II. La procédure Par ordonnance du 25 mai 1998, le président en exercice a désigné les juges du siège conformément aux articles 58 et 59 de la loi spéciale du 6 janvier 1989 sur la Cour d'arbitrage.

Les juges-rapporteurs ont estimé n'y avoir lieu de faire application des articles 71 ou 72 de la loi organique.

Par ordonnance du 13 juillet 1998, le président en exercice a prorogé jusqu'au 30 septembre 1998 le délai pour introduire un mémoire.

Le recours a été notifié conformément à l'article 76 de la loi organique, par lettres recommandées à la poste le 13 juillet 1998; l'ordonnance du 13 juillet 1998 a été notifiée par les mêmes lettres.

L'avis prescrit par l'article 74 de la loi organique a été publié au Moniteur belge du 16 juillet 1998.

Des mémoires ont été introduits par : - le Conseil des ministres, rue de la Loi 16, 1000 Bruxelles, par lettre recommandée à la poste le 22 septembre 1998; - le Gouvernement wallon, rue Mazy 25-27, 5100 Namur, par lettre recommandée à la poste le 30 septembre 1998.

Ces mémoires ont été notifiés conformément à l'article 89 de la loi organique, par lettres recommandées à la poste le 6 octobre 1998.

Des mémoires en réponse ont été introduits par : - les requérants, par lettre recommandée à la poste le 28 octobre 1998; - le Conseil des ministres, par lettre recommandée à la poste le 30 octobre 1998; - le Gouvernement wallon, par lettre recommandée à la poste le 5 novembre 1998.

Par ordonnances des 29 octobre 1998 et 28 avril 1999, la Cour a prorogé respectivement jusqu'aux 20 mai 1999 et 20 novembre 1999 le délai dans lequel l'arrêt doit être rendu.

Par ordonnance du 13 janvier 1999, la Cour a déclaré l'affaire en état et fixé l'audience au 17 février 1999.

Cette ordonnance a été notifiée aux parties ainsi qu'à leurs avocats par lettres recommandées à la poste le 15 janvier 1999.
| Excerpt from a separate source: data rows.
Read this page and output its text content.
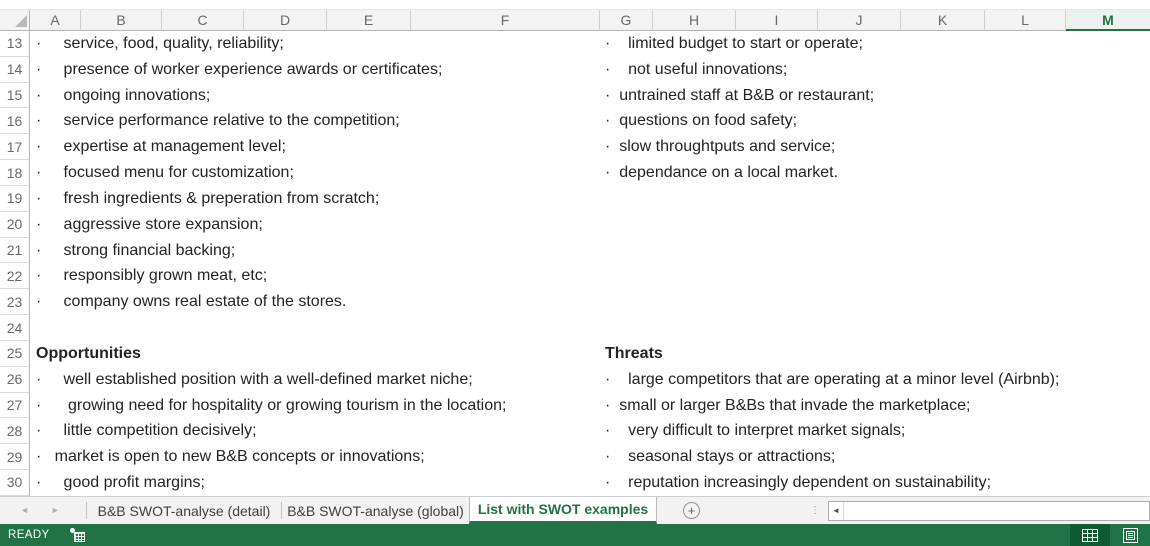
A	B	C	D	E	F	G	H	I	J	K	L	M
13 ·     service, food, quality, reliability;	·    limited budget to start or operate;
14 ·     presence of worker experience awards or certificates;	·    not useful innovations;
15 ·     ongoing innovations;	·  untrained staff at B&B or restaurant;
16 ·     service performance relative to the competition;	·  questions on food safety;
17 ·     expertise at management level;	·  slow throughtputs and service;
18 ·     focused menu for customization;	·  dependance on a local market.
19 ·     fresh ingredients & preperation from scratch;
20 ·     aggressive store expansion;
21 ·     strong financial backing;
22 ·     responsibly grown meat, etc;
23 ·     company owns real estate of the stores.
24
25 Opportunities	Threats
26 ·     well established position with a well-defined market niche;	·    large competitors that are operating at a minor level (Airbnb);
27 ·      growing need for hospitality or growing tourism in the location;	·  small or larger B&Bs that invade the marketplace;
28 ·     little competition decisively;	·    very difficult to interpret market signals;
29 ·   market is open to new B&B concepts or innovations;	·    seasonal stays or attractions;
30 ·     good profit margins;	·    reputation increasingly dependent on sustainability;
◄ ►	B&B SWOT-analyse (detail)	B&B SWOT-analyse (global)	List with SWOT examples	+	⋮	◄
READY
A l'audience publique du 17 février 1999 : - ont comparu : . Me P. Vande Casteele, avocat au barreau de Bruxelles, pour les requérants; . Me M. Mahieu, avocat au barreau de Bruxelles, pour le Conseil des ministres; . Me V. Thiry, avocat au barreau de Liège, pour le Gouvernement wallon; - les juges-rapporteurs E. Cerexhe et H. Boel ont fait rapport; - les avocats précités ont été entendus; - l'affaire a été mise en délibéré.

La procédure s'est déroulée conformément aux articles 62 et suivants de la loi organique, relatifs à l'emploi des langues devant la Cour.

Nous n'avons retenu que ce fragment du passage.